D’où non pas un marché de spéculateurs, avec ventes nombreuses et rotation rapide, mais un marché de pénurie, avec des stocks très bas et un nombre élevé d’acheteurs potentiels pour chaque produit à vendre. Les prises de risque restent a priori limitées. Les hausses de prix constatées montrent tout de même des comportements en partie irrationnels : les acheteurs continuent à accepter des niveaux de prix clairement excessifs et à opérer des concessions marquées sur la qualité ou la taille du bien ; à titre d’exemple, un acheteur parisien « moyen » voulant acheter en 2010 un bien d’une qualité comparable à celle qu’il pouvait acquérir en 2003 devait réduire sa surface de près de 20 m2. Le profil des acquéreurs se déplace de plus en plus vers des ménages à revenus élevés.

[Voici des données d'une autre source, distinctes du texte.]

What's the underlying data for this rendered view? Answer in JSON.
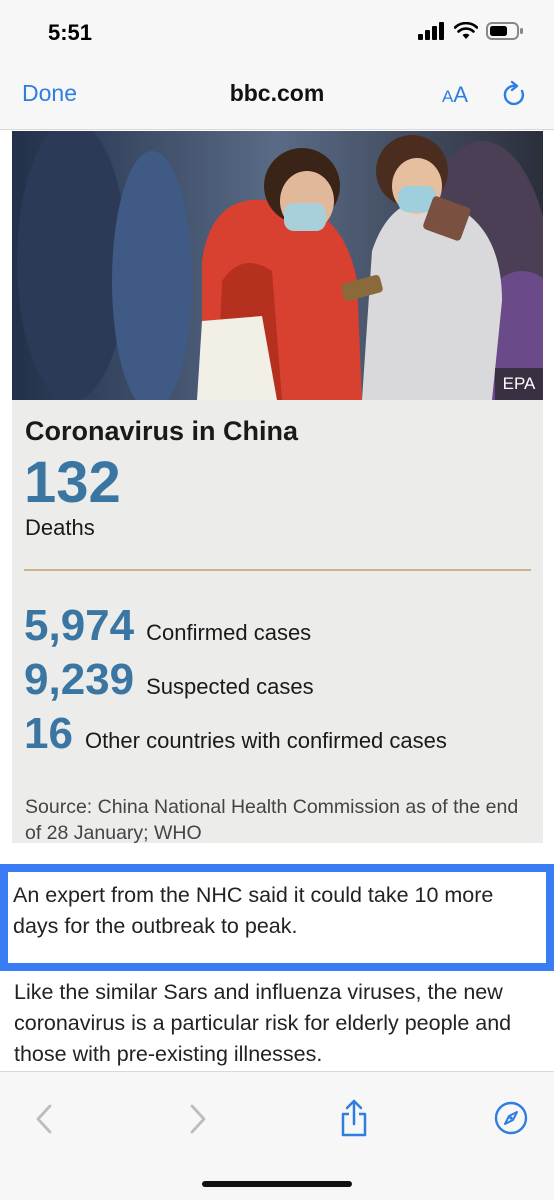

Les éléments défavorables prévus en 2011 devraient jouer davantage à Paris qu’en régions : en particulier, face à des niveaux de prix très élevés, et très surévalués, une hausse des taux de crédit peut avoir un effet marqué, avec effet d’éviction d’une partie des acheteurs et freinage rapide des prix ; de plus, l’effet valeur refuge peut se retourner rapidement si les grands investisseurs retournent vers les marchés boursiers.

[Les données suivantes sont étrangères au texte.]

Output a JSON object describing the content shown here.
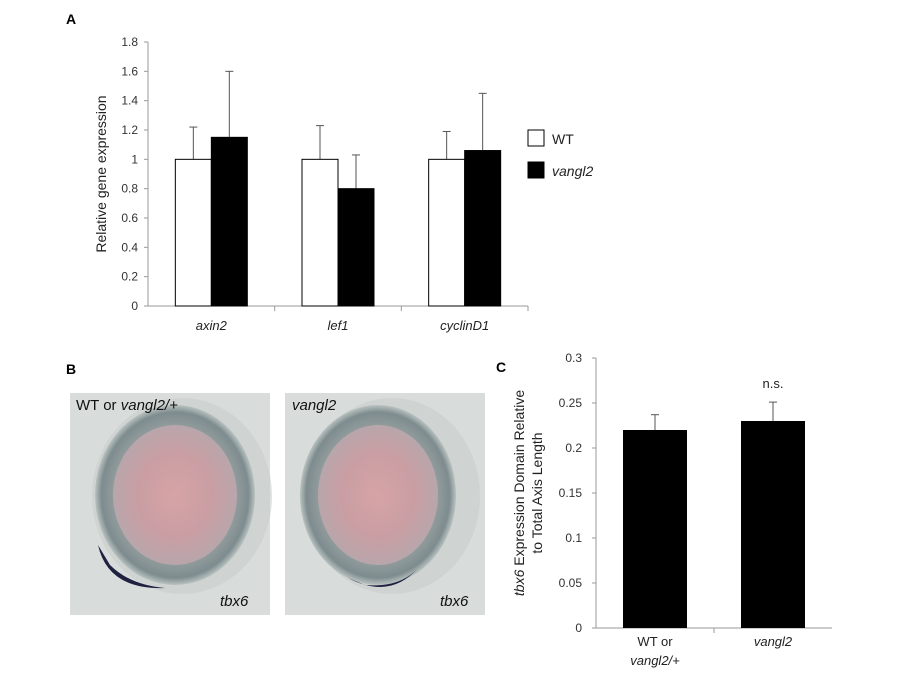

Toutefois, les fondamentaux favorables du marché immobilier français et les spécificités du marché parisien continueront à jouer. D’où le risque d’une surévaluation persistante des prix parisiens et d’un assainissement assez lent du marché.

Le niveau des taux d’intérêt de marché et des taux de crédit sera déterminant. S’ils montent lentement, le marché parisien restera tendu au premier semestre 2011 et pourrait ensuite freiner graduellement. S’ils rebondissent fortement, un ajustement significatif des ventes et des prix deviendra possible.